In history's moment, only when all was ready,
you sent your Son to dwell in time,
obedient to the laws of life in our world.
Teach us the sanctity of human love,
show us the value of family life,
and help us to live in peace with all others
that we may share in your life for ever.

A Blessed and Holy Good Friday to One and All!

Father James Baraniak, O. Praem.


Anonymous said...

I was not there to hear the homily in person, but clearly remember the occasion. After hearing about what transpired at mass that weekend, I knew for sure that Fr. Jim was the right man for the job (I knew it before, but this solidified it for me). Not many people would have the courage to challenge a bunch of NFL players in this way. Most people give these guys "lip service" and tell them what they want to hear. Having the courage to tell them what they NEED to hear is a rare quality. I know how much respect he gained from players and staff that day.

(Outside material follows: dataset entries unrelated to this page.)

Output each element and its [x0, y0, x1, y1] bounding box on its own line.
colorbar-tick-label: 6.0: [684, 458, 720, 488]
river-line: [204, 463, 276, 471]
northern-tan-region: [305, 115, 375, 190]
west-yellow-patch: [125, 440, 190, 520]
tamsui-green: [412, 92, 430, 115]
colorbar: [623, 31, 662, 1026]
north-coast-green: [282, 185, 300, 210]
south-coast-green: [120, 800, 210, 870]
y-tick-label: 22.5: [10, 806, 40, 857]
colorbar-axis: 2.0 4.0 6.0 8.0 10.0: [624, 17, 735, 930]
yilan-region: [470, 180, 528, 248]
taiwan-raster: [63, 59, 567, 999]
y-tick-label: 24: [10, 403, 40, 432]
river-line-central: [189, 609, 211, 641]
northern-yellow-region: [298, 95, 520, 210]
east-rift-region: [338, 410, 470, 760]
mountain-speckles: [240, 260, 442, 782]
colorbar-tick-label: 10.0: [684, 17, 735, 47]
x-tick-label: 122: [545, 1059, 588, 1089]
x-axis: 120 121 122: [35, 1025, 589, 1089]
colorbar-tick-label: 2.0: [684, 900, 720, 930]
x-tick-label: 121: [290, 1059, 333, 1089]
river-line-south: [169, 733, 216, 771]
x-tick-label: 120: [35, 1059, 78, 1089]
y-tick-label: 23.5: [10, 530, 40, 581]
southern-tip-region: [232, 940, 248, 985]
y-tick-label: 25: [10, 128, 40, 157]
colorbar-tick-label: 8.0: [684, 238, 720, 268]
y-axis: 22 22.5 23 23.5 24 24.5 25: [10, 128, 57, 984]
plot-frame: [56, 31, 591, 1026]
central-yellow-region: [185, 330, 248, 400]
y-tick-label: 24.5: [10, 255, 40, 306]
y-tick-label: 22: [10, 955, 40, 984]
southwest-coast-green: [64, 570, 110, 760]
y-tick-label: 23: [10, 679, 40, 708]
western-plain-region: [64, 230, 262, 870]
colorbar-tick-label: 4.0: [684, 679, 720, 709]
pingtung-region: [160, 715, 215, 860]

Fr. Jim does the same for all of us in some way through his homilies. So Jim if you ever doubt that you make an impact or still motivate people, rest easy. Sometimes it is a smack you between the eyes wake up call, or just a thought that you find relating to your own life that carries you through the day, making you think a little differently, I always come away with something. And it must be something important if my commute to mass is twice as long as the actual noon mass I attend.